Washington: Google has announced an expansion of the list of personal content that it's planning to remove from search results to cover things like physical address, phone number, passwords, credit card numbers, bank account IDs, or photos of your handwritten signatures.
Google is also planning to remove things like 'non-consensual explicit or intimate personal images,' pornographic deepfakes, or links to sites with 'exploitative removal practices.' As per reports from The Verge, Google is providing the new options because 'the internet is always evolving' and its search engine giving out your phone number or home address can be quite dangerous.
Here's a list of the kind of information Google has promised to remove.
Confidential government identification (ID) numbers like U.S. Social Security Number, Argentine Single Tax Identification Number, etc.
Bank account numbers
Credit card numbers
Images of handwritten signatures
Images of ID docs
Highly personal, restricted, and official records, like medical records (used to read "Confidential personal medical records")
Personal contact info (physical addresses, phone numbers, and email addresses)
Confidential login credentials
In case you spot your email, phone number, address or log-in credentials in Search results, you can visit Google's official removal request form at the link, to continue with the process of removing your personal information from the search results page.

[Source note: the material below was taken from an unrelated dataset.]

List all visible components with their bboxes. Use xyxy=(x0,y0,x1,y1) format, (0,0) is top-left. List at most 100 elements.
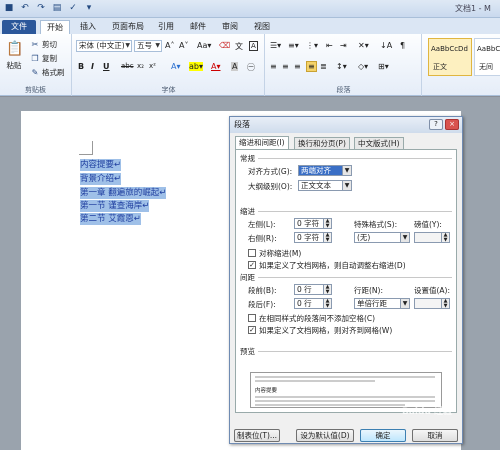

On being asked about the new policy's applications, Google spokesperson Ned Adriance told The Verge, "If we can verify that such links contain personally identifiable information, there is no other content on the webpage that may be of public interest, and we receive a request to remove those URLs, we will do so, assuming they meet our requirements outlined in the help page; whether or not the information is behind a paywall," he said in an email.
After previously ensuring the right to remove photos of minors from Google Search last October, Google has been making efforts in amending its policies to make Search results a safer place for people around the world.